La mia risposta è certamente positiva. È lo è non soltanto in nome di una pragmatica accettazione del principio empirico secondo cui alla fine si opta per uniformarsi a quello che fanno i Paesi più grandi, ma in nome di una visione culturale, e direi perfino filosofica, della politica che muove, ispira e guida nel proprio comportamento quotidiano la gran parte dei cittadini italiani verso il centro.
Naturalmente si devono individuare alcuni presupposti ideali che possano fare da sostrato vero a questo contenitore.
Io prenderei a prestito due padri nobili, forse oggi dimenticati e ignorati, i quali, tuttavia, sono stati a livello occidentale degli indiscussi ideatori nobili del popolarismo.
Il primo è Romolo Murri. Il secondo è Luigi Sturzo.
Murri, circa un secolo fa, affermava che il valore costitutivo del popolarismo consiste nell’idea di democrazia. Ed essa è basata sul ”primato dell’individuo rispetto alla società”. La persona è soggetto e fine della democrazia perché i fini spirituali e materiali della sua individualità sovrastano e costituiscono quelli economici e politici della collettività.
Questa premessa liberale costituisce sicuramente un fondamentale del popolarismo rispetto sia alla visione socialista e sia a quella radicalmente conservatrice, entrambe costituite attorno ad un’idea di democrazia globale o locale di tipo sostanziale.

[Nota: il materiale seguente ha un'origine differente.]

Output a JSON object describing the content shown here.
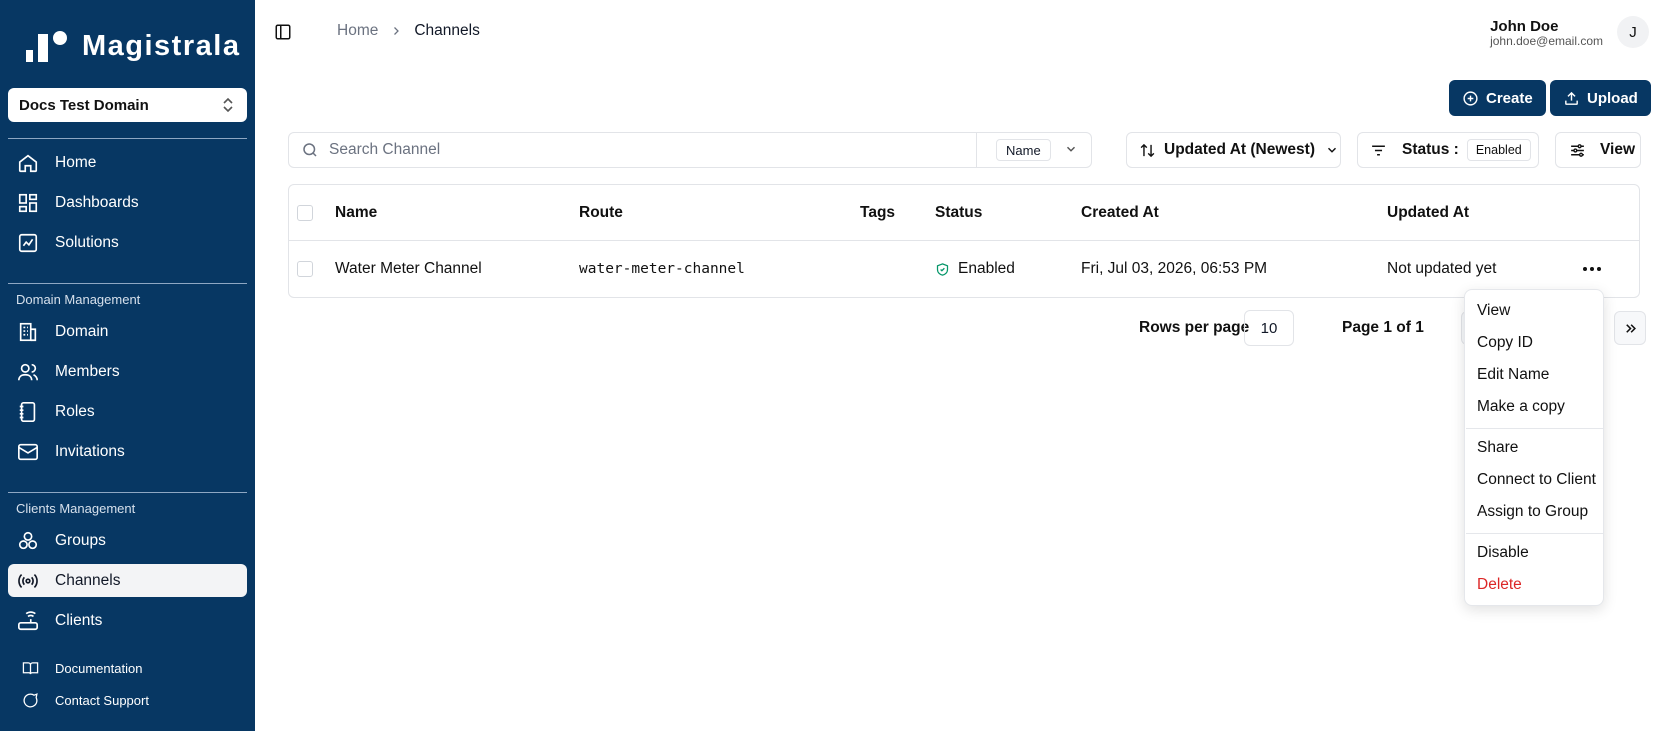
{
  "app": {
    "brand": "Magistrala"
  },
  "sidebar": {
    "domain_selector": "Docs Test Domain",
    "main_items": [
      {
        "label": "Home",
        "icon": "home-icon"
      },
      {
        "label": "Dashboards",
        "icon": "dashboard-icon"
      },
      {
        "label": "Solutions",
        "icon": "solutions-icon"
      }
    ],
    "domain_management": {
      "title": "Domain Management",
      "items": [
        {
          "label": "Domain",
          "icon": "building-icon"
        },
        {
          "label": "Members",
          "icon": "users-icon"
        },
        {
          "label": "Roles",
          "icon": "notebook-icon"
        },
        {
          "label": "Invitations",
          "icon": "mail-icon"
        }
      ]
    },
    "clients_management": {
      "title": "Clients Management",
      "items": [
        {
          "label": "Groups",
          "icon": "groups-icon"
        },
        {
          "label": "Channels",
          "icon": "radio-icon",
          "active": true
        },
        {
          "label": "Clients",
          "icon": "router-icon"
        }
      ]
    },
    "footer": [
      {
        "label": "Documentation",
        "icon": "book-icon"
      },
      {
        "label": "Contact Support",
        "icon": "chat-icon"
      }
    ]
  },
  "header": {
    "breadcrumb": [
      "Home",
      "Channels"
    ],
    "user": {
      "name": "John Doe",
      "email": "john.doe@email.com",
      "initial": "J"
    }
  },
  "toolbar": {
    "create_label": "Create",
    "upload_label": "Upload"
  },
  "filters": {
    "search_placeholder": "Search Channel",
    "search_field": "Name",
    "sort_label": "Updated At (Newest)",
    "status_label": "Status :",
    "status_value": "Enabled",
    "view_label": "View"
  },
  "table": {
    "columns": [
      "Name",
      "Route",
      "Tags",
      "Status",
      "Created At",
      "Updated At"
    ],
    "rows": [
      {
        "name": "Water Meter Channel",
        "route": "water-meter-channel",
        "tags": "",
        "status": "Enabled",
        "created_at": "Fri, Jul 03, 2026, 06:53 PM",
        "updated_at": "Not updated yet"
      }
    ]
  },
  "pagination": {
    "rows_per_page_label": "Rows per page",
    "rows_per_page": "10",
    "page_label": "Page 1 of 1"
  },
  "context_menu": {
    "group1": [
      "View",
      "Copy ID",
      "Edit Name",
      "Make a copy"
    ],
    "group2": [
      "Share",
      "Connect to Client",
      "Assign to Group"
    ],
    "group3": [
      "Disable",
      "Delete"
    ]
  },
  "colors": {
    "sidebar_bg": "#073763",
    "primary": "#073763",
    "danger": "#dc2626",
    "status_ok": "#059669"
  }
}
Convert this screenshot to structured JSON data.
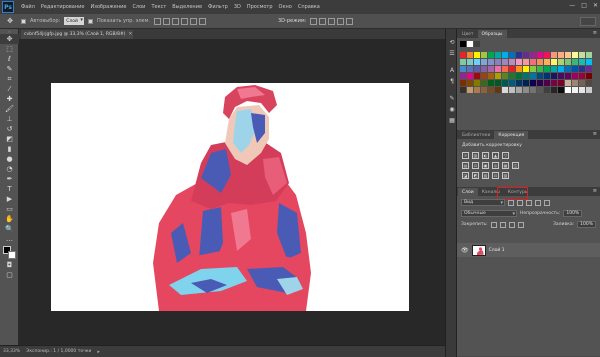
{
  "menubar": {
    "logo": "Ps",
    "items": [
      "Файл",
      "Редактирование",
      "Изображение",
      "Слои",
      "Текст",
      "Выделение",
      "Фильтр",
      "3D",
      "Просмотр",
      "Окно",
      "Справка"
    ],
    "controls": {
      "minimize": "—",
      "maximize": "□",
      "close": "✕"
    }
  },
  "options": {
    "tool_icon": "move-tool",
    "autoselect_label": "Автовыбор:",
    "autoselect_value": "Слой",
    "show_controls_label": "Показать упр. элем.",
    "mode_3d_label": "3D-режим:"
  },
  "document": {
    "tab_title": "cvbnf54jrjgfp.jpg @ 33,3% (Слой 1, RGB/8#)",
    "tab_close": "✕"
  },
  "toolbar": {
    "grip": "»",
    "tools": [
      {
        "name": "move-tool",
        "glyph": "✥",
        "selected": true
      },
      {
        "name": "marquee-tool",
        "glyph": "⬚"
      },
      {
        "name": "lasso-tool",
        "glyph": "ℓ"
      },
      {
        "name": "quick-select-tool",
        "glyph": "✎"
      },
      {
        "name": "crop-tool",
        "glyph": "⌗"
      },
      {
        "name": "eyedropper-tool",
        "glyph": "⁄"
      },
      {
        "name": "healing-brush-tool",
        "glyph": "✚"
      },
      {
        "name": "brush-tool",
        "glyph": "🖌"
      },
      {
        "name": "clone-stamp-tool",
        "glyph": "⊥"
      },
      {
        "name": "history-brush-tool",
        "glyph": "↺"
      },
      {
        "name": "eraser-tool",
        "glyph": "◩"
      },
      {
        "name": "gradient-tool",
        "glyph": "▮"
      },
      {
        "name": "blur-tool",
        "glyph": "●"
      },
      {
        "name": "dodge-tool",
        "glyph": "◔"
      },
      {
        "name": "pen-tool",
        "glyph": "✒"
      },
      {
        "name": "type-tool",
        "glyph": "T"
      },
      {
        "name": "path-select-tool",
        "glyph": "▶"
      },
      {
        "name": "shape-tool",
        "glyph": "▭"
      },
      {
        "name": "hand-tool",
        "glyph": "✋"
      },
      {
        "name": "zoom-tool",
        "glyph": "🔍"
      },
      {
        "name": "more-tools",
        "glyph": "…"
      }
    ],
    "quickmask": "◘",
    "screenmode": "▢"
  },
  "status": {
    "zoom": "33,33%",
    "doc_info": "Экспонир.: 1 / 1,0000 точки",
    "arrow": "▸"
  },
  "dock": {
    "icons": [
      "history-icon",
      "properties-icon",
      "character-icon",
      "paragraph-icon",
      "brush-icon",
      "clone-icon",
      "layers-comp-icon"
    ]
  },
  "panels": {
    "swatches_tabs": [
      "Цвет",
      "Образцы"
    ],
    "swatches_active": 1,
    "menu_icon": "≡",
    "swatch_head": [
      "#000000",
      "#ffffff",
      "#3f3f3f"
    ],
    "swatch_colors": [
      "#e8232a",
      "#f5862a",
      "#fff200",
      "#9cca3c",
      "#00a651",
      "#00a99d",
      "#00aeef",
      "#0072bc",
      "#2e3192",
      "#662d91",
      "#92278f",
      "#ec008c",
      "#ed145b",
      "#f7977a",
      "#f9ad81",
      "#fdc68a",
      "#fff79a",
      "#c4df9b",
      "#a3d39c",
      "#82ca9d",
      "#7bcdc8",
      "#6dcff6",
      "#7da7d9",
      "#8393ca",
      "#8781bd",
      "#a186be",
      "#bd8cbf",
      "#f49ac2",
      "#f6989d",
      "#f26d7d",
      "#f68e56",
      "#fbaf5d",
      "#fff467",
      "#acd372",
      "#7cc576",
      "#3bb878",
      "#1abbb4",
      "#00bff3",
      "#438ccb",
      "#5574b9",
      "#605ca8",
      "#855fa8",
      "#a763a8",
      "#f06eaa",
      "#f26c4f",
      "#ed1c24",
      "#f7941d",
      "#fff200",
      "#8dc63f",
      "#39b54a",
      "#00a651",
      "#00a99d",
      "#00aeef",
      "#0072bc",
      "#0054a6",
      "#2e3192",
      "#662d91",
      "#92278f",
      "#ec008c",
      "#9e0b0f",
      "#a0410d",
      "#a3620a",
      "#aba000",
      "#598527",
      "#197b30",
      "#007236",
      "#00746b",
      "#0076a3",
      "#004a80",
      "#003471",
      "#1b1464",
      "#440e62",
      "#630460",
      "#9e005d",
      "#9e0039",
      "#790000",
      "#7b2e00",
      "#7d4900",
      "#827b00",
      "#406618",
      "#005e20",
      "#005826",
      "#005952",
      "#005b7f",
      "#003663",
      "#002157",
      "#0d004c",
      "#32004b",
      "#4b0049",
      "#7b0046",
      "#7a0026",
      "#c7b299",
      "#998675",
      "#736357",
      "#534741",
      "#37302d",
      "#c69c6d",
      "#a67c52",
      "#8c6239",
      "#754c24",
      "#603913",
      "#d9d9d9",
      "#bfbfbf",
      "#a6a6a6",
      "#8c8c8c",
      "#737373",
      "#595959",
      "#404040",
      "#262626",
      "#0d0d0d",
      "#ffffff",
      "#f2f2f2",
      "#e6e6e6",
      "#cccccc"
    ],
    "adj_tabs": [
      "Библиотеки",
      "Коррекция"
    ],
    "adj_active": 1,
    "adj_title": "Добавить корректировку",
    "adj_row1": [
      "☼",
      "▥",
      "◐",
      "▲",
      "▽"
    ],
    "adj_row2": [
      "▤",
      "⚖",
      "▣",
      "◎",
      "▦",
      "◫"
    ],
    "adj_row3": [
      "◪",
      "◩",
      "▨",
      "⊡",
      "▧"
    ],
    "layers_tabs": [
      "Слои",
      "Каналы",
      "Контуры"
    ],
    "layers_active": 0,
    "kind_label": "Вид",
    "blend_mode": "Обычные",
    "opacity_label": "Непрозрачность:",
    "opacity_value": "100%",
    "lock_label": "Закрепить:",
    "fill_label": "Заливка:",
    "fill_value": "100%",
    "layer_name": "Слой 1",
    "eye_glyph": "👁",
    "footer_icons": [
      "⛓",
      "fx",
      "◑",
      "◐",
      "▭",
      "▢",
      "🗑"
    ]
  }
}
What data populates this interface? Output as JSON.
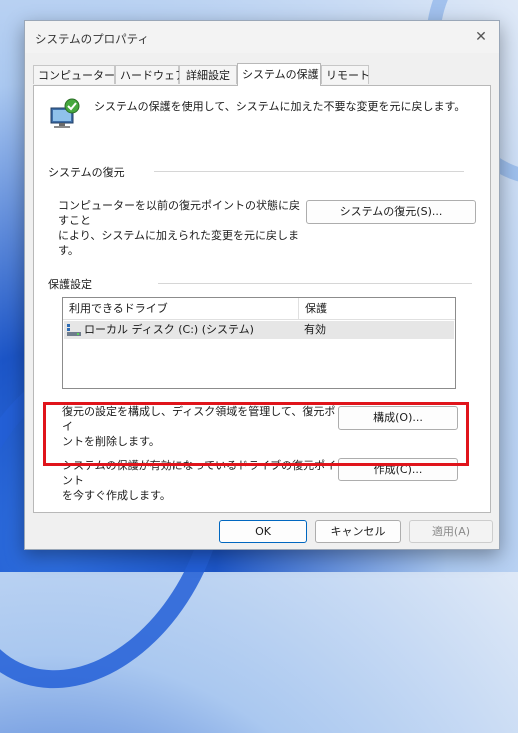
{
  "window": {
    "title": "システムのプロパティ"
  },
  "tabs": [
    {
      "label": "コンピューター名",
      "active": false
    },
    {
      "label": "ハードウェア",
      "active": false
    },
    {
      "label": "詳細設定",
      "active": false
    },
    {
      "label": "システムの保護",
      "active": true
    },
    {
      "label": "リモート",
      "active": false
    }
  ],
  "intro": {
    "text": "システムの保護を使用して、システムに加えた不要な変更を元に戻します。",
    "icon": "system-protection-icon"
  },
  "restore": {
    "group_title": "システムの復元",
    "description_line1": "コンピューターを以前の復元ポイントの状態に戻すこと",
    "description_line2": "により、システムに加えられた変更を元に戻します。",
    "button": "システムの復元(S)..."
  },
  "protection": {
    "group_title": "保護設定",
    "columns": [
      "利用できるドライブ",
      "保護"
    ],
    "drives": [
      {
        "name": "ローカル ディスク (C:) (システム)",
        "status": "有効",
        "icon": "drive-icon"
      }
    ],
    "configure_desc_line1": "復元の設定を構成し、ディスク領域を管理して、復元ポイ",
    "configure_desc_line2": "ントを削除します。",
    "configure_button": "構成(O)...",
    "create_desc_line1": "システムの保護が有効になっているドライブの復元ポイント",
    "create_desc_line2": "を今すぐ作成します。",
    "create_button": "作成(C)..."
  },
  "footer": {
    "ok": "OK",
    "cancel": "キャンセル",
    "apply": "適用(A)"
  },
  "colors": {
    "highlight": "#e0141b",
    "accent": "#0067c0"
  }
}
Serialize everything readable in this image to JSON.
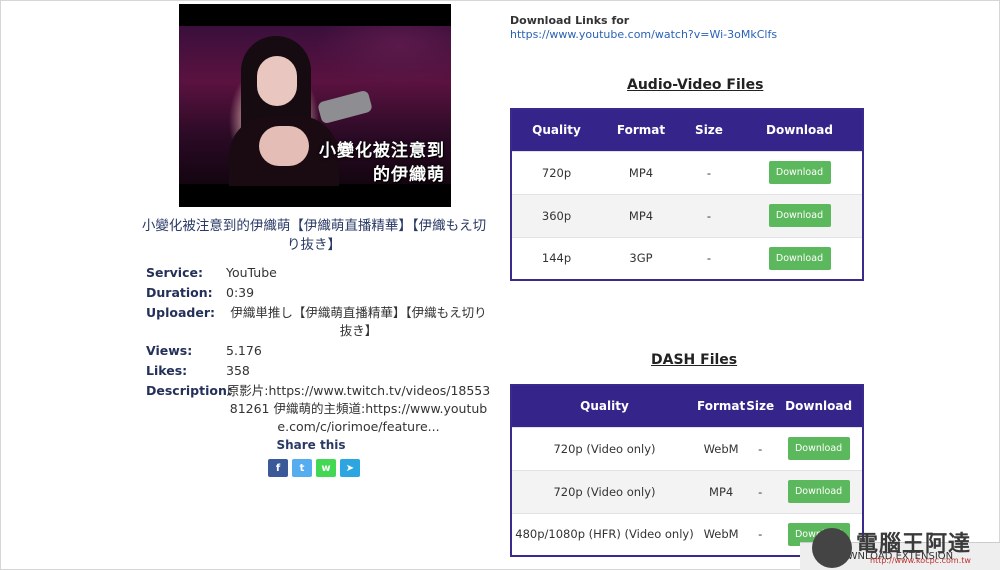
{
  "video": {
    "caption_line1": "小變化被注意到",
    "caption_line2": "的伊織萌",
    "title": "小變化被注意到的伊織萌【伊織萌直播精華】【伊織もえ切り抜き】"
  },
  "info": [
    {
      "key": "Service:",
      "value": "YouTube"
    },
    {
      "key": "Duration:",
      "value": "0:39"
    },
    {
      "key": "Uploader:",
      "value": "伊織単推し【伊織萌直播精華】【伊織もえ切り抜き】"
    },
    {
      "key": "Views:",
      "value": "5.176"
    },
    {
      "key": "Likes:",
      "value": "358"
    },
    {
      "key": "Description:",
      "value": "原影片:https://www.twitch.tv/videos/1855381261 伊織萌的主頻道:https://www.youtube.com/c/iorimoe/feature..."
    }
  ],
  "share": {
    "label": "Share this",
    "buttons": [
      {
        "glyph": "f",
        "color": "#3b5998"
      },
      {
        "glyph": "t",
        "color": "#55acee"
      },
      {
        "glyph": "w",
        "color": "#43d854"
      },
      {
        "glyph": "➤",
        "color": "#2ca5e0"
      }
    ]
  },
  "download_links": {
    "label": "Download Links for",
    "url": "https://www.youtube.com/watch?v=Wi-3oMkClfs"
  },
  "audio_video": {
    "title": "Audio-Video Files",
    "headers": [
      "Quality",
      "Format",
      "Size",
      "Download"
    ],
    "rows": [
      {
        "quality": "720p",
        "format": "MP4",
        "size": "-",
        "button": "Download"
      },
      {
        "quality": "360p",
        "format": "MP4",
        "size": "-",
        "button": "Download"
      },
      {
        "quality": "144p",
        "format": "3GP",
        "size": "-",
        "button": "Download"
      }
    ]
  },
  "dash": {
    "title": "DASH Files",
    "headers": [
      "Quality",
      "Format",
      "Size",
      "Download"
    ],
    "rows": [
      {
        "quality": "720p (Video only)",
        "format": "WebM",
        "size": "-",
        "button": "Download"
      },
      {
        "quality": "720p (Video only)",
        "format": "MP4",
        "size": "-",
        "button": "Download"
      },
      {
        "quality": "480p/1080p (HFR) (Video only)",
        "format": "WebM",
        "size": "-",
        "button": "Download"
      }
    ]
  },
  "extension_bar": {
    "label": "DOWNLOAD EXTENSION"
  },
  "watermark": {
    "text": "電腦王阿達",
    "url": "http://www.kocpc.com.tw"
  }
}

Sturzo, vero grande padre del popolarismo, aggiungeva a questa premessa individuale della domocrazia murriana, per altro fatta propria da quasi tutti i grandi politici cattolici, ad esempio anche da personaggi di sensibilità molto più sociale come Giorgio La Pira e Aldo Moro, un secondo rilievo etico relativo alla definizione del potere.
Un’autentica democrazia deve contemplare un’idea del limite soggettivo molto netta e precisa. Non basta a rendere legittimo un potere il fatto che sia sostenuto e costituito dal consenso. È necessario che ogni potere sia limitato da altri poteri, e che nessun potere sovrasti tutti gli altri.
Secondo Sturzo ciò vale sia nei rapporti Stato-Chiesa, sia in quelli tra pubblico e privato, e ancor di più tra sovranità nazionali e internazionali. Perciò egli si oppose fermamente sia al socialismo statalista e sia al fascismo autoritario, perché in entrambi i casi era latente o espressa una concezione illimitata, e quindi non democratica e non popolare, del potere.
Ebbene il risultato è interessante, sebbene la politica non si faccia soltanto con idee filosofiche naturalmente. Un’area popolare ha un suo spazio in Italia. E la sua cultura democratica, che ha una gloriosa e documentata origine nazionale, deve issare la sua bandiera su queste due premesse: democrazia individuale e liberale; limite etico nell’esercizio del potere.
Su questi due preamboli, in definitiva, è sicuramente possibile costruire un programma semplice e concreto che non sia né socialista, né conservatore, ma in grado di completare quelle riforme democratiche che oggi servono per tornare a crescere e a contare all’interno di un’area politica internazionale rigorosamente e consapevolmente atlantica, europea e popolare.